Marvel, 34 pages, $ 3.99
To their credit, Marvel hasn’t been shy about the fact that someone from the marketing department tends to be present during their plotting retreats. When it was determined to launch Wolverine & the X-Men and relaunch Uncanny X-Men, I imagine that’s where X-Men: Regenesis originated.
It’s not a poorly executed book.
There’s a sense that Mr. Gillen gets the characters right, and his dialogue is fun to read. And while I’ve never seen the appeal of Billy Tan’s art, he does a serviceable job here—apart from Iceman’s hand on page 4, that is, which looks at least one size to small next to his head.
But, lord, this is a pointless story if there ever was one. The book consists of one scene after the other in which Wolverine and Cyclops each try to win over the inhabitants of the X-Men’s Utopia island off San Francisco for their respective teams, one at a time. Cyclops’ group will be staying, Wolverine’s will be leaving, and now it’s time for the X-Men to pick their side.
Except, and this is blindingly obvious as you’re reading this thing, sides were already picked for them well before anyone ever thought of making this book.
I’m sure this sounded better on paper, and Gillen at least tries to do something more with the material by giving it a framing sequence—a symbolic fight between Cyclops and Wolverine in caveman wardrobe, staged around a campfire—that’s meant to serve as a kind of glue for the story. It doesn’t really work, though. If you’re charitable, there’s a thematic connection between the recruitment scenes and the framing backdrop, but it’s a rather tenuous connection.

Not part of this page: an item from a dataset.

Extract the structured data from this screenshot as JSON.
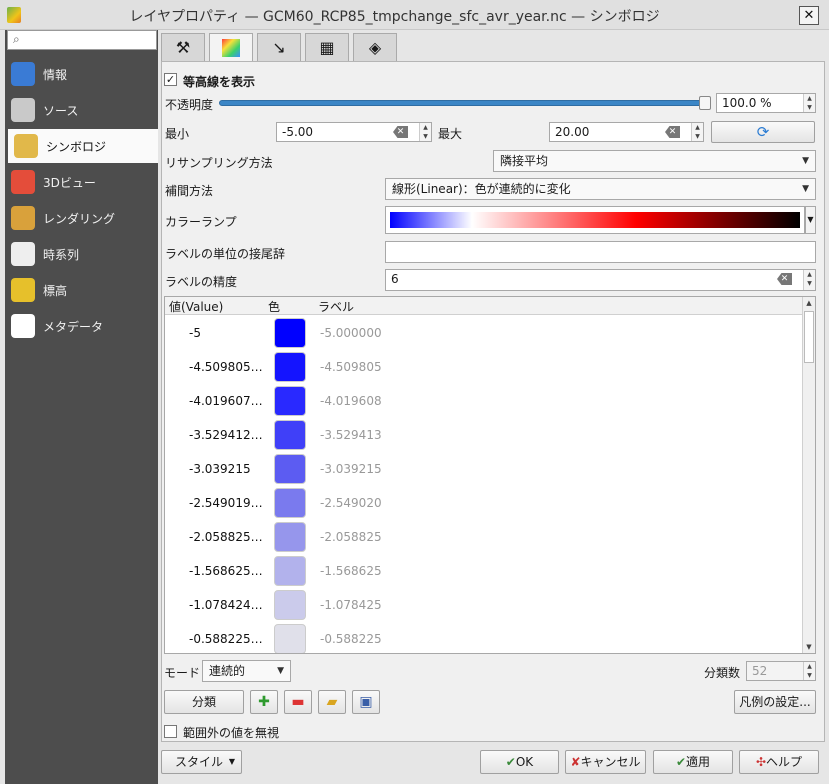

Overall, I wouldn’t complain if I never saw this type of book again, no matter how well it’s executed. It’s the sort of comic that exists purely because Marvel can make a few more bucks on it. It’s painting by numbers, and not even a lot of numbers: a bit of cosmetics for the fourth-quarter report. There’s no narrative point whatsoever being made here that won’t be covered by the two ongoing titles in due time, and if you skip this, you won’t miss a thing.
Gillen makes the best of it, certainly, but ultimately, X-Men: Regenesis is very far and very obviously removed from any genuine creative impetus.
It’s the worst kind of superhero comic.